A request that hits an endpoint your key does not cover is rejected with 403 Forbidden and an RFC 7807 problem document. See Errors.

Least privilege

Pick the smallest scope set that solves your use case. Pulling deliverability dashboards into a status page only needs api.reports.view; reading a customer’s message history needs api.messages.unmask_recipients and you’ll want to think hard about who that key is given to.

Creating, rotating, and revoking keys

All lifecycle actions happen in the dashboard, in Settings → API Keys.

Create

Click New API Key, give it a name, choose Live or Test, and select scopes. The raw secret is displayed once — copy it now. If you lose it before storing it, immediately revoke this key and create a new one. There is no recovery path.
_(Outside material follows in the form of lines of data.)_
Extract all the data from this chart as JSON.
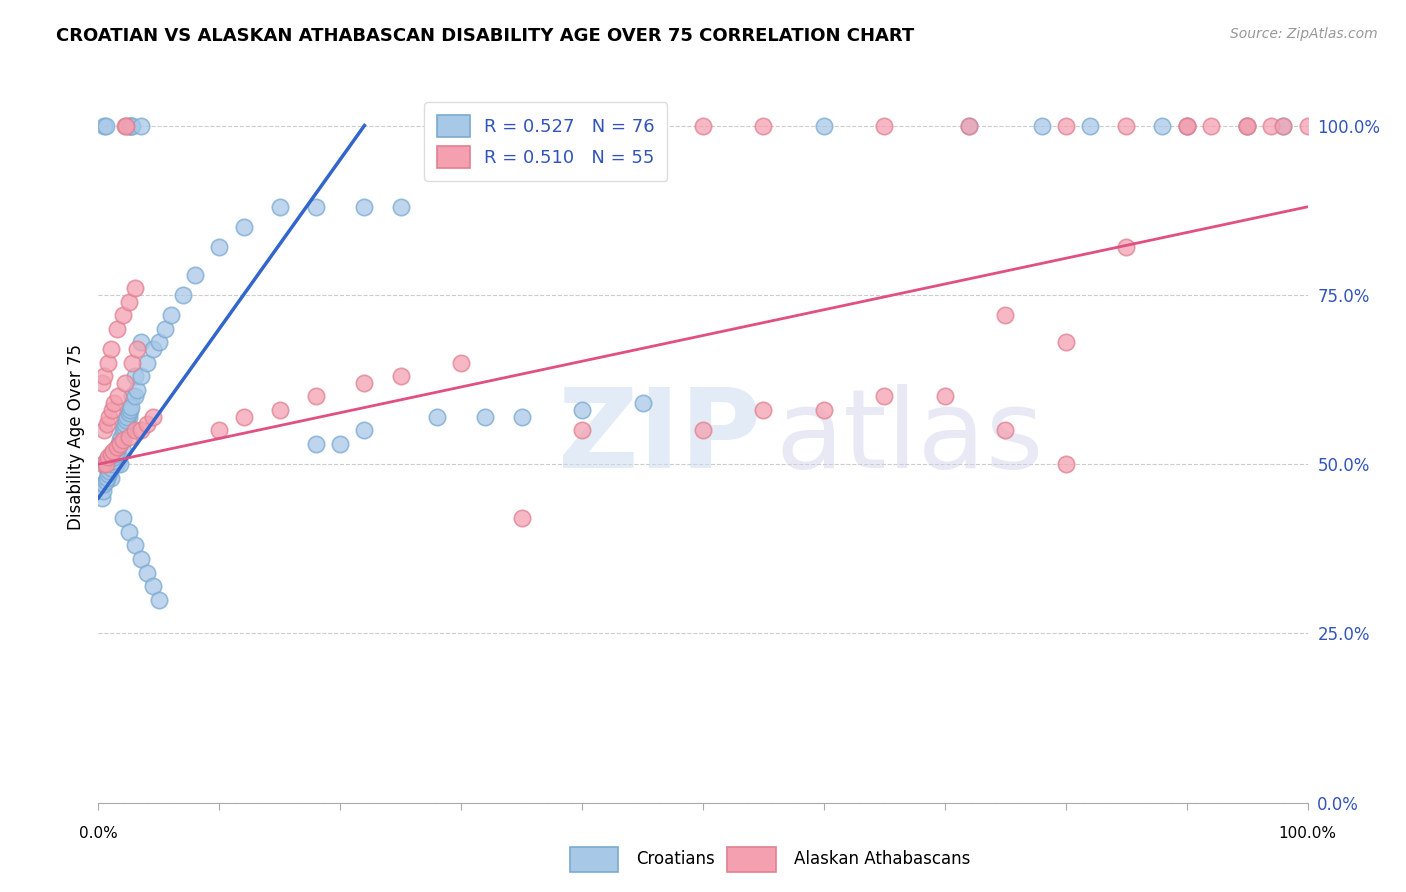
{
  "title": "CROATIAN VS ALASKAN ATHABASCAN DISABILITY AGE OVER 75 CORRELATION CHART",
  "source": "Source: ZipAtlas.com",
  "ylabel": "Disability Age Over 75",
  "ytick_values": [
    0.0,
    25.0,
    50.0,
    75.0,
    100.0
  ],
  "legend_croatian": "R = 0.527   N = 76",
  "legend_alaskan": "R = 0.510   N = 55",
  "legend_label_croatian": "Croatians",
  "legend_label_alaskan": "Alaskan Athabascans",
  "blue_color": "#a8c8e8",
  "pink_color": "#f4a0b0",
  "blue_line_color": "#3366cc",
  "pink_line_color": "#e05080",
  "blue_edge_color": "#7aaad0",
  "pink_edge_color": "#e08090",
  "croatian_x": [
    0.5,
    0.6,
    0.7,
    0.8,
    0.9,
    1.0,
    1.1,
    1.2,
    1.3,
    1.4,
    1.5,
    1.6,
    1.7,
    1.8,
    2.0,
    2.2,
    2.5,
    2.8,
    3.0,
    3.5,
    0.3,
    0.4,
    0.5,
    0.6,
    0.7,
    0.8,
    0.9,
    1.0,
    1.1,
    1.2,
    1.3,
    1.4,
    1.5,
    1.6,
    1.7,
    1.8,
    1.9,
    2.0,
    2.1,
    2.2,
    2.3,
    2.4,
    2.5,
    2.6,
    2.7,
    3.0,
    3.2,
    3.5,
    4.0,
    4.5,
    5.0,
    5.5,
    6.0,
    7.0,
    8.0,
    10.0,
    12.0,
    15.0,
    18.0,
    22.0,
    25.0,
    2.0,
    2.5,
    3.0,
    3.5,
    4.0,
    4.5,
    5.0,
    18.0,
    20.0,
    22.0,
    28.0,
    32.0,
    35.0,
    40.0,
    45.0
  ],
  "croatian_y": [
    50.0,
    50.5,
    49.5,
    49.0,
    48.5,
    48.0,
    50.0,
    51.0,
    50.5,
    50.0,
    50.0,
    50.5,
    51.0,
    50.0,
    52.0,
    55.0,
    57.0,
    60.0,
    63.0,
    68.0,
    45.0,
    46.0,
    47.0,
    47.5,
    48.0,
    48.5,
    49.0,
    49.5,
    50.0,
    50.5,
    51.0,
    51.5,
    52.0,
    52.5,
    53.0,
    53.5,
    54.0,
    55.0,
    55.5,
    56.0,
    56.5,
    57.0,
    57.5,
    58.0,
    58.5,
    60.0,
    61.0,
    63.0,
    65.0,
    67.0,
    68.0,
    70.0,
    72.0,
    75.0,
    78.0,
    82.0,
    85.0,
    88.0,
    88.0,
    88.0,
    88.0,
    42.0,
    40.0,
    38.0,
    36.0,
    34.0,
    32.0,
    30.0,
    53.0,
    53.0,
    55.0,
    57.0,
    57.0,
    57.0,
    58.0,
    59.0
  ],
  "alaskan_x": [
    0.4,
    0.6,
    0.8,
    1.0,
    1.2,
    1.5,
    1.8,
    2.0,
    2.5,
    3.0,
    3.5,
    4.0,
    4.5,
    0.5,
    0.7,
    0.9,
    1.1,
    1.3,
    1.6,
    2.2,
    2.8,
    3.2,
    0.3,
    0.5,
    0.8,
    1.0,
    1.5,
    2.0,
    2.5,
    3.0,
    10.0,
    12.0,
    15.0,
    18.0,
    22.0,
    25.0,
    30.0,
    35.0,
    40.0,
    50.0,
    55.0,
    60.0,
    65.0,
    70.0,
    75.0,
    80.0,
    85.0,
    90.0,
    92.0,
    95.0,
    97.0,
    98.0,
    100.0,
    75.0,
    80.0
  ],
  "alaskan_y": [
    50.0,
    50.0,
    51.0,
    51.5,
    52.0,
    52.5,
    53.0,
    53.5,
    54.0,
    55.0,
    55.0,
    56.0,
    57.0,
    55.0,
    56.0,
    57.0,
    58.0,
    59.0,
    60.0,
    62.0,
    65.0,
    67.0,
    62.0,
    63.0,
    65.0,
    67.0,
    70.0,
    72.0,
    74.0,
    76.0,
    55.0,
    57.0,
    58.0,
    60.0,
    62.0,
    63.0,
    65.0,
    42.0,
    55.0,
    55.0,
    58.0,
    58.0,
    60.0,
    60.0,
    55.0,
    68.0,
    82.0,
    100.0,
    100.0,
    100.0,
    100.0,
    100.0,
    100.0,
    72.0,
    50.0
  ],
  "blue_trendline_x": [
    0.0,
    22.0
  ],
  "blue_trendline_y": [
    45.0,
    100.0
  ],
  "pink_trendline_x": [
    0.0,
    100.0
  ],
  "pink_trendline_y": [
    50.0,
    88.0
  ],
  "xmin": 0.0,
  "xmax": 100.0,
  "ymin": 0.0,
  "ymax": 108.0,
  "top_row_blue_x": [
    0.5,
    0.6,
    2.5,
    2.6,
    2.7,
    2.8,
    3.5,
    45.0,
    60.0,
    72.0,
    78.0,
    82.0,
    88.0,
    90.0,
    95.0,
    98.0
  ],
  "top_row_blue_y": [
    100.0,
    100.0,
    100.0,
    100.0,
    100.0,
    100.0,
    100.0,
    100.0,
    100.0,
    100.0,
    100.0,
    100.0,
    100.0,
    100.0,
    100.0,
    100.0
  ],
  "top_row_pink_x": [
    2.2,
    2.3,
    50.0,
    55.0,
    65.0,
    72.0,
    80.0,
    85.0,
    90.0,
    95.0
  ],
  "top_row_pink_y": [
    100.0,
    100.0,
    100.0,
    100.0,
    100.0,
    100.0,
    100.0,
    100.0,
    100.0,
    100.0
  ]
}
If your org has enforce 2FA turned on, creating a key requires a fresh MFA challenge.

Edit scopes

You can update the scope set on an existing key without rotating it. The change is applied immediately and recorded in the audit log (api_key.scopes_updated).

Rotate

Rotation issues a new secret while keeping the same name and scope set. Both the old key and the new key continue to work for 24 hours — a hard, non-negotiable grace window. After 24 hours the old key is automatically revoked by a background job.

Use rotation when:

  • You suspect a key may have leaked but want zero-downtime cutover.
  • You’re rolling keys on a routine schedule.

Rotation does not require MFA — it’s the safe path because the old key still works while you deploy the new one.

Revoke

Revocation is immediate. Once revoked, the key is dead — every subsequent request returns 401. Use this when:

  • You know a key has leaked.
  • You want to retire a key that is no longer in use.

If your org has enforce 2FA turned on, revocation requires a fresh MFA challenge.

Lifecycle in the audit log

Every key lifecycle event appears in the org audit log:

  • api_key.created — actor: the user who created it
  • api_key.scopes_updated — actor: the user who edited; includes added/removed scope diff
  • api_key.rotated — actor: the user who rotated; emitted on both the old and new key
  • api_key.revoked — actor: the user who revoked it (manual)
  • api_key.grace_expired — actor: system; emitted when the 24h rotation grace ends

Request-level activity (which key called which endpoint when) is not in the audit log — that lives in the observability stack (see operational dashboards in your org settings).

Storing keys safely

A few practical rules:

  • Put the key in your secrets manager (AWS Secrets Manager, GCP Secret Manager, HashiCorp Vault, Doppler — anything but a .env file in version control).
  • Inject the secret into your runtime via environment variable, never hard-code it.
  • Add the key prefix (sk_live_ or sk_test_) to your repository’s secret-scanning denylist.
  • Rotate on a cadence appropriate to your blast radius (we recommend at least annually for long-lived service keys, and immediately whenever a teammate with access leaves).